2009 Horatio Alger Award Winner
"Each generation is responsible for securing its own freedoms."
Born in 1925 in Sandburr Coulee, Buffalo County, Wisconsin, Clayton Paul Hilliard spent his early years on a small family farm. His father suffered chronic poor health, which made it difficult for him to contribute to the hard labor of a farm. Hilliard's mother, the oldest girl from a farm family of 11, assumed the management of the farm, raised three boys, and cared for her husband when he was incapacitated. This would have been daunting circumstances on their own merit, but the years of the Great Depression coupled with severe drought made the Hilliard family existence even more difficult. Their farmhouse had no electricity or indoor plumbing. They lived 12 miles from town and did not own a car. It was a hard scrabble life and Hilliard and his brothers learned to throw nothing away. They used, reused, and refitted many items to avoid spending precious cash on new things.
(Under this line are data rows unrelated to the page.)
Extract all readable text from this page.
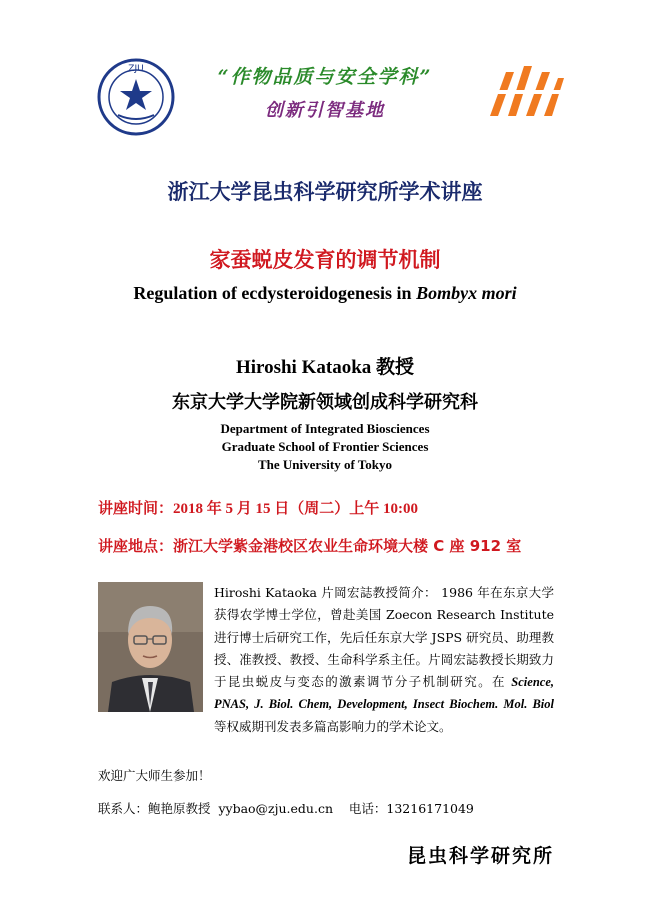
ZJU	“作物品质与安全学科”
创新引智基地
浙江大学昆虫科学研究所学术讲座
家蚕蜕皮发育的调节机制
Regulation of ecdysteroidogenesis in Bombyx mori
Hiroshi Kataoka 教授
东京大学大学院新领域创成科学研究科
Department of Integrated Biosciences
Graduate School of Frontier Sciences
The University of Tokyo
讲座时间：2018 年 5 月 15 日（周二）上午 10:00
讲座地点：浙江大学紫金港校区农业生命环境大楼 C 座 912 室
Hiroshi Kataoka 片岡宏誌教授简介： 1986 年在东京大学获得农学博士学位，曾赴美国 Zoecon Research Institute 进行博士后研究工作，先后任东京大学 JSPS 研究员、助理教授、准教授、教授、生命科学系主任。片岡宏誌教授长期致力于昆虫蜕皮与变态的激素调节分子机制研究。在 Science, PNAS, J. Biol. Chem, Development, Insect Biochem. Mol. Biol 等权威期刊发表多篇高影响力的学术论文。
欢迎广大师生参加！
联系人：鲍艳原教授  yybao@zju.edu.cn    电话：13216171049
昆虫科学研究所
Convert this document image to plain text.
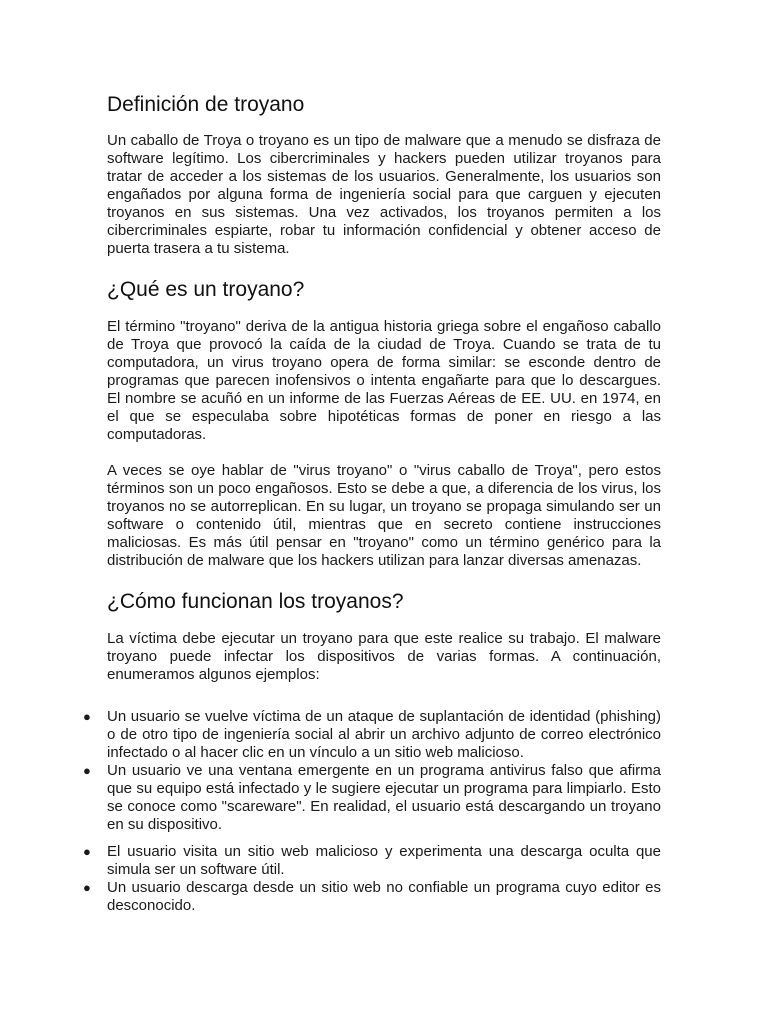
Definición de troyano

Un caballo de Troya o troyano es un tipo de malware que a menudo se disfraza de software legítimo. Los cibercriminales y hackers pueden utilizar troyanos para tratar de acceder a los sistemas de los usuarios. Generalmente, los usuarios son engañados por alguna forma de ingeniería social para que carguen y ejecuten troyanos en sus sistemas. Una vez activados, los troyanos permiten a los cibercriminales espiarte, robar tu información confidencial y obtener acceso de puerta trasera a tu sistema.

¿Qué es un troyano?

El término "troyano" deriva de la antigua historia griega sobre el engañoso caballo de Troya que provocó la caída de la ciudad de Troya. Cuando se trata de tu computadora, un virus troyano opera de forma similar: se esconde dentro de programas que parecen inofensivos o intenta engañarte para que lo descargues. El nombre se acuñó en un informe de las Fuerzas Aéreas de EE. UU. en 1974, en el que se especulaba sobre hipotéticas formas de poner en riesgo a las computadoras.

A veces se oye hablar de "virus troyano" o "virus caballo de Troya", pero estos términos son un poco engañosos. Esto se debe a que, a diferencia de los virus, los troyanos no se autorreplican. En su lugar, un troyano se propaga simulando ser un software o contenido útil, mientras que en secreto contiene instrucciones maliciosas. Es más útil pensar en "troyano" como un término genérico para la distribución de malware que los hackers utilizan para lanzar diversas amenazas.

¿Cómo funcionan los troyanos?

La víctima debe ejecutar un troyano para que este realice su trabajo. El malware troyano puede infectar los dispositivos de varias formas. A continuación, enumeramos algunos ejemplos:

● Un usuario se vuelve víctima de un ataque de suplantación de identidad (phishing) o de otro tipo de ingeniería social al abrir un archivo adjunto de correo electrónico infectado o al hacer clic en un vínculo a un sitio web malicioso.
● Un usuario ve una ventana emergente en un programa antivirus falso que afirma que su equipo está infectado y le sugiere ejecutar un programa para limpiarlo. Esto se conoce como "scareware". En realidad, el usuario está descargando un troyano en su dispositivo.
● El usuario visita un sitio web malicioso y experimenta una descarga oculta que simula ser un software útil.
● Un usuario descarga desde un sitio web no confiable un programa cuyo editor es desconocido.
When Hilliard was 11, his younger brother accidentally started a fire that destroyed the family's hay supply, as well as their barn and farm equipment. They were forced to sell all their livestock, but kept their milk cows. They moved into a rental in town, and boarded their cows in a nearby barn. They earned an income from their small dairy, delivering milk, cream, and cottage cheese to the town residents. Hilliard also had a paper route to help with expenses. This was his first exposure to world events, which stimulated a keen interest in geography and history.
When Hilliard was 14, his father died. Two years later, his mother remarried and moved 30 miles away. Hilliard moved in with an aunt and grandmother so that he could continue at his local high school. In 1943, at the age of 17, he enlisted in the Marines. He flew 45 missions as a radioman/gunner in "Dauntless" dive bombers over the Solomon Islands and Philippines. At the end the World War II, Hilliard used the GI Bill to finance his undergraduate education first at Wisconsin University and then Syracuse University. He earned a law degree at the University of Texas in 1951.
His first job after finishing school was with Chevron. It wasn't long, however, before he discovered he did not care to work for a large corporation. After three years, he went to work for H.L. Hunt, exploring for oil in southern Louisiana. In 1955, at the age of 30 and with $400 in the bank, he struck out as an independent oil and gas producer. His 53-year-career with his privately owned Badger Oil Corporation has been a roller coaster of failure and success. He was in the business for 20 years, for example, before he saw oil go above $3 a barrel. Although risky, he has found the oil business to be fascinating, exciting, and challenging.
Hilliard believes in giving generously to civic and charitable programs. The Paul and Lulu Hilliard University Art Museum at the University of Louisiana in Lafayette features more than 2,000 works of art, including paintings, prints, drawings, sculpture, and photographs. Hilliard also serves on the board of the Public Affairs Research Council, a non-profit research organization that offers solutions to public issues in Louisiana. He is on the board of directors of a community bank, which he helped to start in 1984. He was an active member of the Independent Petroleum Association of America (IPAA) and served as National Chairman in 1989-91. IPAA represents the interests of small American oil and gas producers. He also serves on the Board of Trustees and executive committee of the National World War II Museum. In 1997, Hilliard established the Badger Excellence in Education Foundation, which focuses much of its attention on reading at the elementary school level.